Three-dimensional volume measurement of stockpile based on machine vision technology

1. Introduction: In the industrial field, industrial production requires the stacking of various mineral raw materials, such as coal, sand, gravel, rare earths and ores, thus forming a large number of material piles of various shapes. Real-time and accurate estimation of the volume (earth volume) of these material piles is an important data guarantee to ensure the normal production. There are currently two main methods: 1) Use a mobile 3D laser scanner: A manual handheld 3D laser scanner can be used to perform a 360° scan of the material pile in a mobile non-contact measurement mode to collect 3D data, and then the data is 3D modeled by professional analysis and processing software, restored to the real material pile topography, and then the volume is calculated. Advantages: The measurement results are relatively accurate and do not require the position of the material pile to be fixed; Disadvantages: It is labor-intensive and difficult to be real-time, and the 3D scanner is expensive; Applicable: Fields that require very accurate volume estimation and high budgets;

Figure 1. Volume measurement with a handheld 3D laser scanner (from a certain manufacturer) 2) Use multi-point fixed laser ranging: multiple laser ranging scanners can be installed around a fixed material pile, and the local elevation information of each surface of the material pile can be collected. Combined with the installation position of the scanner, the overall 3D estimation modeling of the material pile can be performed, and the volume of the material pit can be estimated. Advantages: The laser ranging scanner is low-priced, and real-time measurement does not require human intervention; Disadvantages: The estimated volume error is large, and the material pile position needs to be fixed; Applicable: Fields where the measurement error requirements are not very precise and the budget is limited;

Figure 2 Multi-point fixed laser ranging volume measurement (Danweisi software)

2. Material pile modeling: This article mainly introduces the multi-point fixed laser ranging method. It uses Danweisi 3D modeling software to obtain the surface point cloud of the material pile from the multi-point fixed laser rangefinder, and then performs 3D modeling and volume calculation based on the point cloud.

Figure 3. Steps for stockpile modeling 1) Laser ranging hardware: Obtain the stockpile contour information. The installation method is shown in Figure 2.
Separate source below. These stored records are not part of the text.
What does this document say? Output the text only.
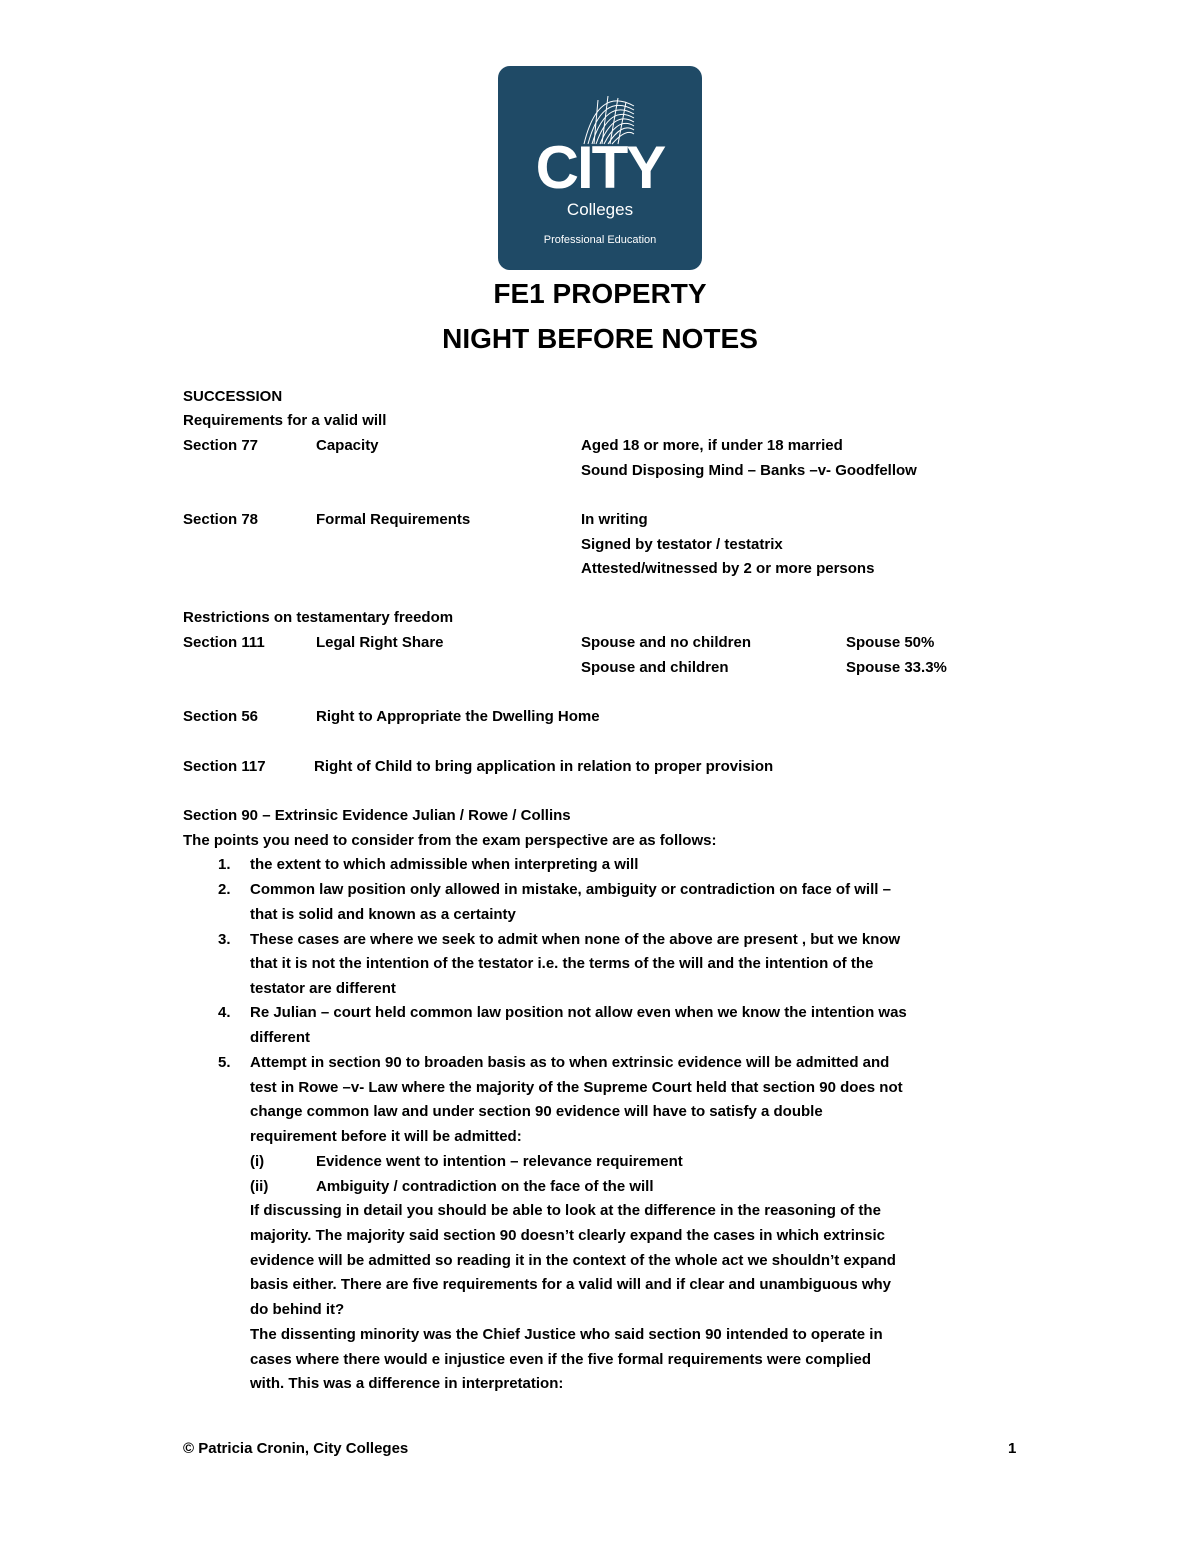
CITY
Colleges
Professional Education
FE1 PROPERTY
NIGHT BEFORE NOTES
SUCCESSION
Requirements for a valid will
Section 77	Capacity	Aged 18 or more, if under 18 married
Sound Disposing Mind – Banks –v- Goodfellow
Section 78	Formal Requirements	In writing
Signed by testator / testatrix
Attested/witnessed by 2 or more persons
Restrictions on testamentary freedom
Section 111	Legal Right Share	Spouse and no children	Spouse 50%
Spouse and children	Spouse 33.3%
Section 56	Right to Appropriate the Dwelling Home
Section 117	Right of Child to bring application in relation to proper provision
Section 90 – Extrinsic Evidence Julian / Rowe / Collins
The points you need to consider from the exam perspective are as follows:
1. the extent to which admissible when interpreting a will
2. Common law position only allowed in mistake, ambiguity or contradiction on face of will –
that is solid and known as a certainty
3. These cases are where we seek to admit when none of the above are present , but we know
that it is not the intention of the testator i.e. the terms of the will and the intention of the
testator are different
4. Re Julian – court held common law position not allow even when we know the intention was
different
5. Attempt in section 90 to broaden basis as to when extrinsic evidence will be admitted and
test in Rowe –v- Law where the majority of the Supreme Court held that section 90 does not
change common law and under section 90 evidence will have to satisfy a double
requirement before it will be admitted:
(i)	Evidence went to intention – relevance requirement
(ii)	Ambiguity / contradiction on the face of the will
If discussing in detail you should be able to look at the difference in the reasoning of the
majority. The majority said section 90 doesn’t clearly expand the cases in which extrinsic
evidence will be admitted so reading it in the context of the whole act we shouldn’t expand
basis either. There are five requirements for a valid will and if clear and unambiguous why
do behind it?
The dissenting minority was the Chief Justice who said section 90 intended to operate in
cases where there would e injustice even if the five formal requirements were complied
with. This was a difference in interpretation:
© Patricia Cronin, City Colleges	1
Figure 4 Laser distance measurement hardware (partner of Danweisi) 2) Point cloud modeling: Read point cloud information from the distance measurement hardware to start stockpile modeling

Figure 5 3D point cloud (Danweisi software) 3) 3D modeling: 3D segmentation/contour method for stockpile modeling, volume and surface area calculation

Figure 6 Three-dimensional modeling (triangulation) (Danweisi software)

Figure 7 3D modeling (outline) (Danweisi software)

3. Real-time transmission: The system can transmit the surface area, volume and three-dimensional appearance of the material pile to the server through wired/wireless network in real time for access by various information systems.

Figure 8 Real-time data (Danweisi software)

4. Error estimation: As mentioned above, the area and volume of the pile calculated by multi-point fixed laser ranging method have large errors, as follows: 1) The error size is proportional to the coverage of the laser ranging on the pile surface. That is, to improve accuracy, you can add fixed laser rangefinders to improve coverage and accuracy.

2) According to actual engineering experience, the volume of the stockpile calculated by 3D modeling differs from the actual volume by about 1%, but this data can only describe the situation of part of the project, and the actual situation requires specific analysis.